Self-assembly may be a big thing in nanotechnology, but this bottom up approach to nanofabrication is of little use if you cannot accurately monitor and direct the assembly process. Microscopes typically provide a two-dimensional view of structures under observation. Extending this to three dimensions is possible to a limited degree using a combination of fuzzy optics theory and mathematics, but in practice the analysis is slow and imprecise.
Matthew McMahon as his NIST colleagues have taken a geometrical approach to the problem. They angle the side walls of their microscopic sample well so that they act as mirrors which reflect side views of the sample volume up to the microscope at the same time as the top view. The microscope sees each particle in the sample twice, with one image in the horizontal plane and the other in the vertical. With the two orthogonal planes sharing one common dimension, it is then a simple task to correlate the images and derive the 3-D path taken by the particle during the observation.
“The idea is to use a mirror to get a side view of the moving particle,” says McMahon. “It’s the same concept that your dentist uses when he wants to get a side view of your molars; he places a small tilted mirror in such a way that he can see the side of the tooth. In our experiments we use a substrate that has tilted mirror surfaces to get a side view of the particle.”
“The cool benefit of this technique is that you get to use the exact same techniques to identify the vertical coordinate,” says Emory University microscopist Eric Weeks, who chaired the session of the American Physical Society meeting at which the NIST development was recently presented. “Normally Z is treated a little differently from X and Y, and often the resolution is worse in tracking a particle in Z.”

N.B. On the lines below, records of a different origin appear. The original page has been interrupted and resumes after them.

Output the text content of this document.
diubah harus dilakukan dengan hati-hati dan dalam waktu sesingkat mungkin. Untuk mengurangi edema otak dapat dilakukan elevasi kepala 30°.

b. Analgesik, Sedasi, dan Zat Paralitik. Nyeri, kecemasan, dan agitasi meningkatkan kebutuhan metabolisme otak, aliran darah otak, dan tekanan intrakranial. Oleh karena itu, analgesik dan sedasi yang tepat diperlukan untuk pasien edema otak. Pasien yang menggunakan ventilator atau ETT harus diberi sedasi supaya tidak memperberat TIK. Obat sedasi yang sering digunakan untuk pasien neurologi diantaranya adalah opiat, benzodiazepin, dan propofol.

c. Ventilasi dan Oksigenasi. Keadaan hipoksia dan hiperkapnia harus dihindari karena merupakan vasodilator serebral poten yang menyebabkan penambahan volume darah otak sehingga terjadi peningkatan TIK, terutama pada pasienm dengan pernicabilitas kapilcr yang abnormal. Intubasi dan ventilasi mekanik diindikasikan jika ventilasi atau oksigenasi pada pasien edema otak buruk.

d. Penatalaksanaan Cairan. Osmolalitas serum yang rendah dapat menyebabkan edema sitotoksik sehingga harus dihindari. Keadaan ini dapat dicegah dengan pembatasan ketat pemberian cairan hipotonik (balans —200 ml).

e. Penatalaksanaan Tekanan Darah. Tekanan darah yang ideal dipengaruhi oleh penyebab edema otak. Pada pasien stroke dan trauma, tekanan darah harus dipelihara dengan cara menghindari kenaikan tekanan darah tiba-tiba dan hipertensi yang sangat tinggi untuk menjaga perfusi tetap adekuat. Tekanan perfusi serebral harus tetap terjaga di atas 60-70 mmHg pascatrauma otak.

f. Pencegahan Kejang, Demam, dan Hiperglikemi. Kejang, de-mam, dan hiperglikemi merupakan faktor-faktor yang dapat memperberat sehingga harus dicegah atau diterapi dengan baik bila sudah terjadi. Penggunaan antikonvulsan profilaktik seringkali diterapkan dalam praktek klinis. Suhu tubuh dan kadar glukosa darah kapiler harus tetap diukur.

While the vertical resolution is improved with the NIST mirrors, the technique requires that a particle being tracked is close to one of the walls of the sample well. But some people prefer to look at particle motions well within the sample volume, away from walls which could influence particle motion through hydrodynamic effects. Weeks raises this point, but adds that in some cases this will probably not be a significant restriction.
There is another limitation to McMahon’s mirrors. “Confocal microscopy is often used to track colloidal particles in X, Y, and Z,” says Weeks. ‘Confocal microscopes typically cost $100k – $300k, so Matthew’s technique is a really good cost saving. On the other hand, with a confocal microscope you might be able to track several thousand particles in 3-D simultaneously, whereas Matthew’s technique is limited to only a few particles.”
The NIST technique is still in the early stages of development, says McMahon: “We have proven the concept, and are presently working to demonstrate that it can illuminate the physics and engineering of particle assembly.”
The researchers plan to patent the technique, and once this has been done they will publish further details and invite interested parties to license the technology through NIST’s Office of Technology Partnerships.